As Spotify has sought to lessen its dependance on major record label releases and grow its subscriber base, the streaming giant has gone on a buying spree to snap up podcast networks like Gimlet Media and The Ringer. The acquisitions aren’t likely to stop either, as Morgan Stanley’s 2022 outlook report in December forecast that Spotify could increase its share of podcast ad-supported revenue to 40 percent, or $3 billion, by 2025, as opposed to its 15 percent share in 2021.
But when it comes to Spotify’s approach to content, the company’s interpretation and implementation of its misinformation policies still appears opaque. Ek’s Jan. 30 note promoted Spotify’s planned content advisory labels, which would direct listeners to a resource hub with COVID information coming from public health officials and scientists as “the first of its kind by a major podcast platform.”
Though the labeling policy seems to follow the likes of Facebook, Twitter and YouTube, which have each attempted to address the spread of COVID misinformation on their platforms with content labels, Rogan isn’t just being hosted on Spotify like thousands of other podcasts.
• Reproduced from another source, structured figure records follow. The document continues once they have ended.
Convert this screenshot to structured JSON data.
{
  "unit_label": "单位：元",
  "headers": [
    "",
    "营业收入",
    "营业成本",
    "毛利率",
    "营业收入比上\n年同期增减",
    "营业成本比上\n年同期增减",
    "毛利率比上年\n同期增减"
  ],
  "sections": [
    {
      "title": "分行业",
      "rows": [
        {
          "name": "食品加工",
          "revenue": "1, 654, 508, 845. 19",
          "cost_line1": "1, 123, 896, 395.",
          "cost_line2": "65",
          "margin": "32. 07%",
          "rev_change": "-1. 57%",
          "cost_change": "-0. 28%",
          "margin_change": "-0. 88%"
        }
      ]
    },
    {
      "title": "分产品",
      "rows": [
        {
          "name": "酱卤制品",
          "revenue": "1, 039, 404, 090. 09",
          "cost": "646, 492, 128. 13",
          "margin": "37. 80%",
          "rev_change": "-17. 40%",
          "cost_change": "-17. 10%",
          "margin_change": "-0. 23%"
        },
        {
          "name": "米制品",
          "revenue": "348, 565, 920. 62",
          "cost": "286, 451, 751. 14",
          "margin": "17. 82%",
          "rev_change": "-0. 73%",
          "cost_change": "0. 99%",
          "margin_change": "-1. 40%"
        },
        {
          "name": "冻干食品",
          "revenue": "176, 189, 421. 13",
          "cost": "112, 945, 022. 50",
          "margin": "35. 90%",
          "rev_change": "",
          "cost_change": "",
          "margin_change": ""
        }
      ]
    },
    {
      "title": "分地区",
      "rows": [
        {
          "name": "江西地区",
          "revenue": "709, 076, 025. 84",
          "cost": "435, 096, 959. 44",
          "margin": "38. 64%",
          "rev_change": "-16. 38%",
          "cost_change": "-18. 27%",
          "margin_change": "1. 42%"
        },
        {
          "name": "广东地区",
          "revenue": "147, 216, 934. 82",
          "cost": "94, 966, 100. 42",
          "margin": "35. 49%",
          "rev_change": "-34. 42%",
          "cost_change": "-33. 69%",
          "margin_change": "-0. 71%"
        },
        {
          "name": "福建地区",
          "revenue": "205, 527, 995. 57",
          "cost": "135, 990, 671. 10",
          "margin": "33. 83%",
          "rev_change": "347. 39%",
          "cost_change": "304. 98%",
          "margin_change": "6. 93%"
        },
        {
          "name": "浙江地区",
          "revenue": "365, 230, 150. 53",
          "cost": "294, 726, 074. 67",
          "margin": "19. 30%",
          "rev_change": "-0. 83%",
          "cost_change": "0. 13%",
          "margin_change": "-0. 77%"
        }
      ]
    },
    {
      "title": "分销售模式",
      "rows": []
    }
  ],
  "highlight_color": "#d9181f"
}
The streaming giant inked a rich, exclusive multiyear licensing deal in 2020 for The Joe Rogan Experience. In effect, Spotify’s top brass bet that they needed their own version of Howard Stern, who famously left terrestrial radio for what became SiriusXM. (The satellite radio provider, notably, was also one of the first to capitalize on Neil Young’s exit, reintroducing a dedicated channel for the artist on its platform shortly after the singer’s catalog left Spotify.)
What’s more, Spotify’s content guidelines regarding COVID-19 misinformation don’t appear to apply to some of Rogan’s most misleading comments and content. According to Spotify, Rogan’s December COVID-19 episode doesn’t run afoul of Spotify’s rule against “promoting or suggesting that vaccines approved by local health authorities are designed to cause death.” Rogan, who reportedly commands a $1 million minimum ad spend on his show, has not yet been given any content labels on his episodes. (A Spotify spokesperson did not respond to questions about when the labels would begin appearing on podcasts.)
With Spotify’s earnings expected to be shadowed by the Rogan brouhaha, it remains to be seen if future podcast deals will be impacted by the company’s handling of misinformation or whether in-house creators seek out deals elsewhere.
And the public relations mess may not ultimately be worth it for Spotify in the long term, a team of analysts at Guggenheim Securities argued in a Feb. 1 note: “With the additional headache of potential content conflicts, we believe Spotify may reconsider the incremental value of exclusive podcast content relative to a focus on differentiation through platform and experience in the future.”
The same could be said for other rival streaming platforms, who are quietly reanalyzing their own policies to help avoid a Rogan problem of their own. “We’re keeping a close watch,” an executive at a rival streaming platform told THR. For instance, Apple Podcasts, which has a designated team to review episodes, has a brief content guidelines page that notes the platform will add a “label” to the podcast if it contains “harmful or objectionable content that is disputed by authoritative sources,” though there are no explicit guidelines around COVID-19. Amazon Music also has general language in its terms and conditions for podcasters that restricts “inappropriate or offensive” material but does not address misinformation or COVID-19.
But, in the meantime, don’t bet on Spotify abandoning Rogan soon. “I could see a world in which Spotify just kind of battens down the hatches and tries to push through towards the end of [Rogan’s] deal,” a podcast studio executive said. “It just is going to depend on how much noise gets generated from this by other artists.”